The statistics, acclaim and personal awards tell a story, but it’s still not the full story of Schelotto’s impact. Moreno notes that while Schelotto was not an obviously good defensive player, he was sneaky good at funneling the play into areas that would make the attack predictable for those doing the work behind him. He developed a symbiotic relationship with the midfield, where they worked hard to give him freedom and he in turn worked hard to funnel the opponent’s attack into fortified areas.

“What Guillermo did well, even if he didn’t win a lot of balls, was he was shading the play toward where the pressure should be coming from,” Moreno said. “That made the job easier for Brian Carroll and Brad Evans or Adam Moffat. Those guys deserve a lot of credit because the job they did in behind allowed Guillermo to do what he did offensively.”

Schelotto also coached the young attackers on the field.

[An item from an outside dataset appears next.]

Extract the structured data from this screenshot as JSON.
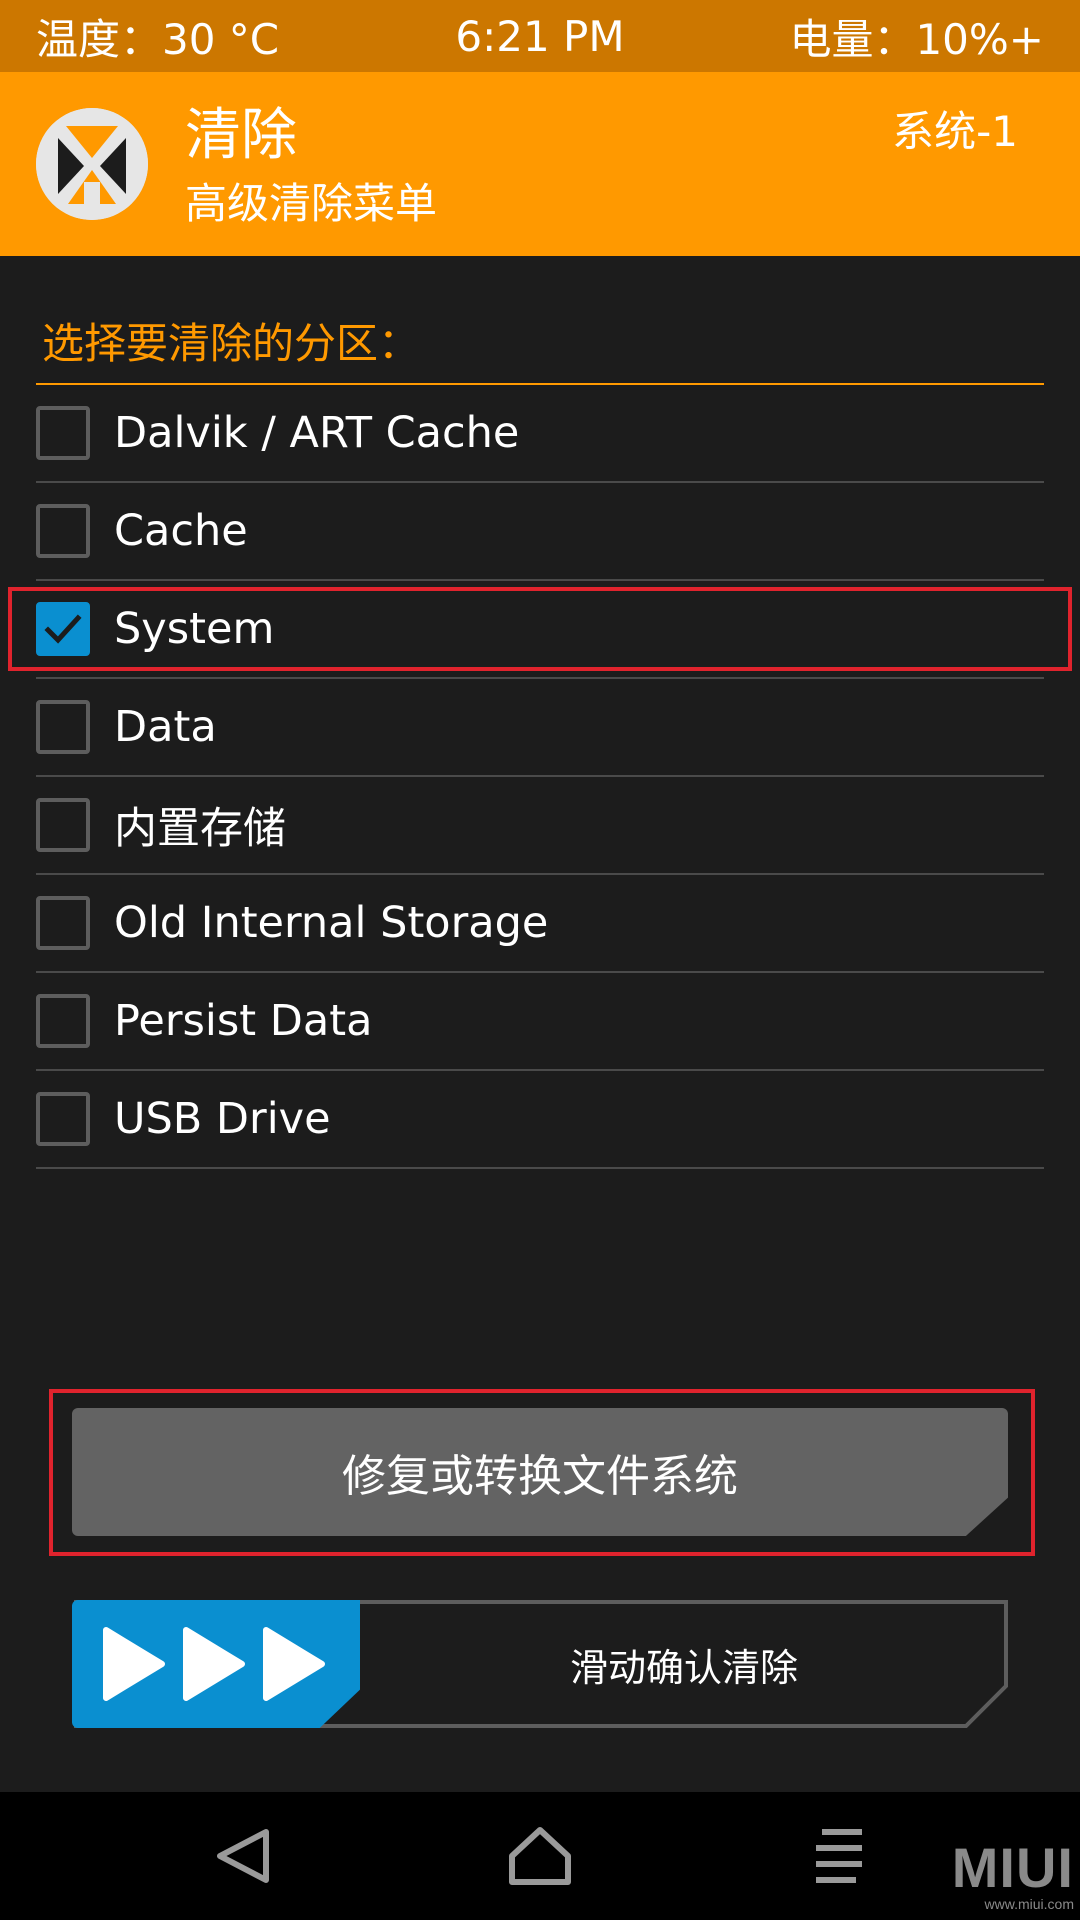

After a game against New England in 2008, Jason Garey said that Schelotto pulled him aside and told him to start at a certain point, and as soon as the ball went to Schelotto, he should run toward the goal. The very next play, Garey’s “blind” run latched onto Schelotto’s seemingly “blind” pass, resulting in a breakaway goal.

Lenhart was among many teammates who had similar experiences. “It was pretty consistent where he would pull me aside during games and say, ‘Steve, you’re better when you do this.’ And he was clever in the way he spoke. If he wanted me to do something, he was always winking. It was all weird Argentine stuff that was very endearing. I loved playing with him.”

“There’s no question,” Moreno said, “and it’s no coincidence that Robbie Rogers had a great year … or that Eddie Gaven matured as a player with Guillermo playing balls in behind, or that I scored a few goals here and there because Guillermo puts you in a situation where you are more than likely going to be successful if you made the right run.”

And it’s no coincidence that the Columbus Crew reached the highest elevations with Schelotto in the pilot’s seat. The 2008 team is one of only six in MLS history to win the Supporters’ Shield and MLS Cup in the same season. The 2009 team won another Supporters’ Shield, making them the first “League double” winner in MLS history to successfully defend even one of those titles the following season (The 2012 LA Galaxy would become the only other, winning MLS Cup a year after winning the double in 2011). In Schelotto’s final year, the Crew advanced to the 2010 Lamar Hunt U.S. Open Cup final, narrowly missing out on a sweep of domestic trophies during his four-year tenure.

Most tellingly, all of this happened after he joined a team that finished dead last the year before he arrived. This wasn’t a case of plugging a star into a successful team that just needed to get over the hump. Schelotto was the rare star who came to MLS and elevated everyone around him—rookies and veterans alike—to new heights and unforeseen successes. The pundits didn’t even pick the Crew to make the playoffs in 2008, much less become one of the greatest teams in MLS history.

“Guillermo was definitely a special talent,” Moreno said. “No question. Looking back over the League, with the Designated Players and all of the big names that have come about, somehow, when the names are brought up, Guillermo is supposedly down on the list when Guillermo should be at the top of the list. If you think about where the Columbus Crew was as a team before he came and where the Columbus Crew went after he came on board, it was a great transformation.

“Now, of course, there was a core group of players that allowed that to happen,” continued Moreno, “but it must be said that in terms of successes for big-timers coming into MLS, Guillermo was more successful than any other name.”